Did you ever actually know?

No, no, go to lunch without me. I can’t stand the thought of staying late just to hear about your dog. Maybe at a happy hour. At least then there’s beer. And we can say the things we want to say. We still speak in code though. Everyone still has rent to pay, so it’s hard to be too truthful. It’s all qualifiers. It seems, I feel, I believe. But we all know. I know you get paid for me even though I do more just because you’re a man. I know we can’t talk about that either. They say it would breed resentment, make us less productive, but I’m no fool. Information is power. None of us have power; no one intends to change that. Please, though, tell me more about your dog.

What happened to you?

Another email. They are switching the creamer in the office to a cheaper type that lasts longer.

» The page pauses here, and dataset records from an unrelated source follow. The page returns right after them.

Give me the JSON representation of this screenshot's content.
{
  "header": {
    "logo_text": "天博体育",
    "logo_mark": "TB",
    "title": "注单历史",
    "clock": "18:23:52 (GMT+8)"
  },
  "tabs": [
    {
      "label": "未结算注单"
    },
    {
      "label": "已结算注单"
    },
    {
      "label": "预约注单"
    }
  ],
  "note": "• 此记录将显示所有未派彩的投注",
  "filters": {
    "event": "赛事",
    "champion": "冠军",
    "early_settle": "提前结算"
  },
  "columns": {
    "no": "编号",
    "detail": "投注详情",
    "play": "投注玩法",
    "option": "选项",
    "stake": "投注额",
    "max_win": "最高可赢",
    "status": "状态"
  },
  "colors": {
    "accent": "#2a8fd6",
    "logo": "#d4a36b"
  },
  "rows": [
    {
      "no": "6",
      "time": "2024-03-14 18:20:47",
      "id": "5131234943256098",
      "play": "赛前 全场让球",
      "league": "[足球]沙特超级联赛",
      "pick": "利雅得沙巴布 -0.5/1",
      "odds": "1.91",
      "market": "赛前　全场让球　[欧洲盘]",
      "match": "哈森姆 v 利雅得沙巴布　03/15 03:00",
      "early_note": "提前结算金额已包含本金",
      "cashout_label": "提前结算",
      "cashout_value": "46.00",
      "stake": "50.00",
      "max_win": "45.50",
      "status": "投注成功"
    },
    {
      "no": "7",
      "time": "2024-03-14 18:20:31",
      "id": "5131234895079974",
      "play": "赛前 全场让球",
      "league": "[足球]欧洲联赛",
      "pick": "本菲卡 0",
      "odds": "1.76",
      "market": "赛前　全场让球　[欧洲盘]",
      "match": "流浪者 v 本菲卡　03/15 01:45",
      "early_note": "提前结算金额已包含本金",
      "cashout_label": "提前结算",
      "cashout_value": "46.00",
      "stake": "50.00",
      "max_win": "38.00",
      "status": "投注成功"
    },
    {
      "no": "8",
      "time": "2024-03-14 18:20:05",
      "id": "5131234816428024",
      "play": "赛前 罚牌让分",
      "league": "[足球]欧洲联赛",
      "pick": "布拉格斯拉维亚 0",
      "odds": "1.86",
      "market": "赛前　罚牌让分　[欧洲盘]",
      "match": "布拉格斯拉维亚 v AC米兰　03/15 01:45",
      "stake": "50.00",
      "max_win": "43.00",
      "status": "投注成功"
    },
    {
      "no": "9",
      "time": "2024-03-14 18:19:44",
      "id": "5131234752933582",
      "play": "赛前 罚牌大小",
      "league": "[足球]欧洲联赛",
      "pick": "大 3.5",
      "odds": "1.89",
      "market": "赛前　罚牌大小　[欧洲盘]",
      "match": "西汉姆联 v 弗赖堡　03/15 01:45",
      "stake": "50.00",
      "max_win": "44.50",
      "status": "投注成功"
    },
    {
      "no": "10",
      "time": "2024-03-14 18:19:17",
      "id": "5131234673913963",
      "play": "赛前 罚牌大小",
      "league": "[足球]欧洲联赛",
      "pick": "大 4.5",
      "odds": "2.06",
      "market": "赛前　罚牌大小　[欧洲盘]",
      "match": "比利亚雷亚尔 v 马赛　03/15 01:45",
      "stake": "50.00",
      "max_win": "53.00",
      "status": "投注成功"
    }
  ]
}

Also, please bring in your own mugs. For the environment. Next email. Record profits. We couldn’t do it without your excellent work. Yet another email. We’re going to need those widgets a bit quicker now. I hear muttering from a few other cubes around me. I guess that’s just less time I spend reading Buzzfeed. It doesn’t really matter how many widgets it is. Less Sisyphus and more Zeno, but neither of them ever finished. I roll my shoulders. Time to start pushing again.

Is this it?

I power down the computer. It’s not my computer. Nothing here is mine. There’s been a string of break-ins so lock it in the drawer. I’m the last one in the office, so there’s no one left to say goodbye to. I grab my things, out the door. Make sure it’s shut. We wouldn’t want another break-in after all. Down the stairs, and already I can barely stand the thought of doing this all again tomorrow. I match my record of making it to the platform before feeling that way. How much longer can I do this? Either way, I have a train to catch.